Getty Copper (CVE:GTC) has good debt
Howard Marks said it well when he said that, rather than worrying about stock price volatility, “the possibility of permanent loss is the risk I worry about…and that every practical investor that I know is worried”. So it may be obvious that you need to take debt into account when thinking about the risk of a given stock, because too much debt can sink a business. Above all, Getty Copper Inc. (CVE:GTC) is in debt. But the real question is whether this debt makes the business risky.
What risk does debt carry?
Debt helps a business until the business struggles to pay it back, either with new capital or with free cash flow. An integral part of capitalism is the process of “creative destruction” where bankrupt companies are mercilessly liquidated by their bankers. However, a more usual (but still expensive) situation is when a company has to dilute shareholders at a cheap share price just to keep debt under control. Of course, the advantage of debt is that it often represents cheap capital, especially when it replaces dilution in a business with the ability to reinvest at high rates of return. When we look at debt levels, we first consider cash and debt levels, together.
Our analysis indicates that GTC is potentially overvalued!
How much debt does Getty Copper have?
The image below, which you can click on for more details, shows that in June 2022, Getty Copper had C$2.32 million in debt, up from C$1.98 million in one year. Net debt is about the same, since she doesn’t have a lot of cash.
A Look at Getty Copper’s Responsibilities
Zooming in on the latest balance sheet data, we can see that Getty Copper had liabilities of C$1.58 million due within 12 months and liabilities of C$1.25 million due beyond. In return, he had CA$38.6k in cash and CA$3.3k in receivables due within 12 months. Thus, its liabilities total C$2.78 million more than the combination of its cash and short-term receivables.
That shortfall is sizable relative to its C$4.27 million market capitalization, so he suggests shareholders watch Getty Copper’s use of debt. This suggests shareholders would be heavily diluted if the company needed to shore up its balance sheet quickly. When analyzing debt levels, the balance sheet is the obvious starting point. But it’s Getty Copper’s earnings that will influence the balance sheet going forward. So, when considering debt, it is definitely worth looking at the earnings trend. Click here for an interactive preview.
Given that Getty Copper has no significant operating revenue, shareholders are likely hoping it will develop a new mine of value before too long.

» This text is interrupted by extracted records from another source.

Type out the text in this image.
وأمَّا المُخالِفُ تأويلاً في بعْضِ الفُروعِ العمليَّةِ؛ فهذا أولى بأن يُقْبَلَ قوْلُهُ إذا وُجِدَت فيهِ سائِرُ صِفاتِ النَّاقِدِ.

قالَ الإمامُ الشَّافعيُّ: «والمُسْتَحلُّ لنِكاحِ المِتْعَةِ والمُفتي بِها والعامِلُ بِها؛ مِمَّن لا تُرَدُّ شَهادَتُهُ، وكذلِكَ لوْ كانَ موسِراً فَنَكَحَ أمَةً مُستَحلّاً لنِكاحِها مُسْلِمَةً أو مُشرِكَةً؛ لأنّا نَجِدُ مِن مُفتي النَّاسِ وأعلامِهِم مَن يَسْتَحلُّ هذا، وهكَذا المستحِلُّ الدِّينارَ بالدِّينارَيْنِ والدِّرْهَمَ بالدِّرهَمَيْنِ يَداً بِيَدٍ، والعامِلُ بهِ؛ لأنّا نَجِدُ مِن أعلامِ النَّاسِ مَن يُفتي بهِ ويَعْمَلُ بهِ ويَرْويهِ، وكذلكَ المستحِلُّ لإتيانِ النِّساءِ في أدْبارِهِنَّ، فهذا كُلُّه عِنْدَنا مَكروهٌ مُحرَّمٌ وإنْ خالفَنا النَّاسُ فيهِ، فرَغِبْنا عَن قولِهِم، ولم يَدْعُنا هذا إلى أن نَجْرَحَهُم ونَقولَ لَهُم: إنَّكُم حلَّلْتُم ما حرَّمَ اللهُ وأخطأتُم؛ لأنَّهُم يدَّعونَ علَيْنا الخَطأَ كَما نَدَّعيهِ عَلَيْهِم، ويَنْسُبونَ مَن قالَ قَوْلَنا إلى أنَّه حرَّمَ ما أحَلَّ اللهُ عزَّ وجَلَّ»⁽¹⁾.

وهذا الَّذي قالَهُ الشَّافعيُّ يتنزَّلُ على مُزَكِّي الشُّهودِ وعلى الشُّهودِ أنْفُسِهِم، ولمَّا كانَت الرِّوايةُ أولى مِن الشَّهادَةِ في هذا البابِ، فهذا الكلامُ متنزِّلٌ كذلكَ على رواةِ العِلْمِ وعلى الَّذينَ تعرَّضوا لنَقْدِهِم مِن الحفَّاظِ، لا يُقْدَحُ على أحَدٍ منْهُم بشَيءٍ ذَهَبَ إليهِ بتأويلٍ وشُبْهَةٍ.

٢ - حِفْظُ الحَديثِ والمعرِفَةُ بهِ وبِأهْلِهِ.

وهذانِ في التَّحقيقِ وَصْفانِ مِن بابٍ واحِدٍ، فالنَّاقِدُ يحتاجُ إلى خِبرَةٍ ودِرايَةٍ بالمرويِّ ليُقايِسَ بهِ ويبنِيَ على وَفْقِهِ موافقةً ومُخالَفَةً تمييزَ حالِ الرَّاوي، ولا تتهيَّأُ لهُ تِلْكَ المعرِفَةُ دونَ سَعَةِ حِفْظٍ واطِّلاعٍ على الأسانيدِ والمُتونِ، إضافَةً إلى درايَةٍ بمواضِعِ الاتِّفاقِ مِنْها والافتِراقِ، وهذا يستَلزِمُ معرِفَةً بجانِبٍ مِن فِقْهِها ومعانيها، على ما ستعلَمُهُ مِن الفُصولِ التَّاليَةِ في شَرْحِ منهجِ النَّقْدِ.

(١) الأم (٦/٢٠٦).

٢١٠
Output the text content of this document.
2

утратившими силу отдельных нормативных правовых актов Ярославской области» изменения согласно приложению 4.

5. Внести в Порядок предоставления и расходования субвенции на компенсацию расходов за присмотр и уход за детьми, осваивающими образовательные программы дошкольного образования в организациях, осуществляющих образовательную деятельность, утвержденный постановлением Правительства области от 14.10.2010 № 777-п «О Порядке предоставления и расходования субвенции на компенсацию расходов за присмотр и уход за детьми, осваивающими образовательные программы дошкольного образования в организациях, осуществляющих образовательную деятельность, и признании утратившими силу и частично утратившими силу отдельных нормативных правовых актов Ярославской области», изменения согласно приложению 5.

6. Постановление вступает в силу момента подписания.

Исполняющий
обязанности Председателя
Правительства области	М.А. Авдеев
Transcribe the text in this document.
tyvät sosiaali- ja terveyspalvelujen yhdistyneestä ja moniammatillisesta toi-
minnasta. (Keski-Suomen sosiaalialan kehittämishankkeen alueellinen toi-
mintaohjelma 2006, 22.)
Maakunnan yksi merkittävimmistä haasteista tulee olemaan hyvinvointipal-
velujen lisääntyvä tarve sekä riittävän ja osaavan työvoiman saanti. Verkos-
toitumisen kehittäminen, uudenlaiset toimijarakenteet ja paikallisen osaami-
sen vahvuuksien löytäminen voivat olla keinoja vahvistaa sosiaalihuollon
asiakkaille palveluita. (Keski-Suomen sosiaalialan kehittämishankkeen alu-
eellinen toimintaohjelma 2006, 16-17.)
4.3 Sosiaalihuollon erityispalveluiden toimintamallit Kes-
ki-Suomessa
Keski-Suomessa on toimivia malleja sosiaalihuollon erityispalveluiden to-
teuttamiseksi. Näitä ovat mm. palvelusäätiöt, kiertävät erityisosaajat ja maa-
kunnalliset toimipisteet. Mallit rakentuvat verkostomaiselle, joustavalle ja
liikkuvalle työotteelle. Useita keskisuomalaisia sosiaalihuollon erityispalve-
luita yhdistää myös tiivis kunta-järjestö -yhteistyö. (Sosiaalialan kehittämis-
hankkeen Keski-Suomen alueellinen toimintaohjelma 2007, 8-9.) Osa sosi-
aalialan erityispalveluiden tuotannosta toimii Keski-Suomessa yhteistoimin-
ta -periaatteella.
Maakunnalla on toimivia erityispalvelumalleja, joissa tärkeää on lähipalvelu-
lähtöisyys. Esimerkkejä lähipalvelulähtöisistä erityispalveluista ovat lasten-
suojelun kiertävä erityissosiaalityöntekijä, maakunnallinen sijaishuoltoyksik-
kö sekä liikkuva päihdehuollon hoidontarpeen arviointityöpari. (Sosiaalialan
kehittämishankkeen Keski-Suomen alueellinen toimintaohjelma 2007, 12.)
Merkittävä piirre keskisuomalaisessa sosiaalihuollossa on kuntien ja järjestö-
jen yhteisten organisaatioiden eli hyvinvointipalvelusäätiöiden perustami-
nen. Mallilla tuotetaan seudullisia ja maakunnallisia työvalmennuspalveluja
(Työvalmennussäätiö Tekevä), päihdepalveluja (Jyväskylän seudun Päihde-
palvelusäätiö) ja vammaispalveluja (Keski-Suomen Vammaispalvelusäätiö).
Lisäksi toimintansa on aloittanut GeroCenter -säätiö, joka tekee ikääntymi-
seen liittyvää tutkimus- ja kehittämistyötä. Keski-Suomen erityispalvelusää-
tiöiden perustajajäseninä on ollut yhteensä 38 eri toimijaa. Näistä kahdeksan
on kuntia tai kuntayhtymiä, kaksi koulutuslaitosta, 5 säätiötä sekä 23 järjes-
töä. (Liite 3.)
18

It is important to note that Getty Copper posted a loss in earnings before interest and taxes (EBIT) over the past year. Indeed, it lost CA$151,000 in EBIT. When we look at this and recall the liabilities on its balance sheet, versus cash, it seems unwise to us that the company has debt. Quite frankly, we think the track record falls short, although it could improve over time. However, it doesn’t help that he spent CA$691,000 in cash in the past year. In short, it’s a really risky title. The balance sheet is clearly the area to focus on when analyzing debt. However, not all investment risks reside on the balance sheet, far from it. Example: we have identified 4 warning signs for Getty Copper you should be aware, and 3 of them are a bit of a concern.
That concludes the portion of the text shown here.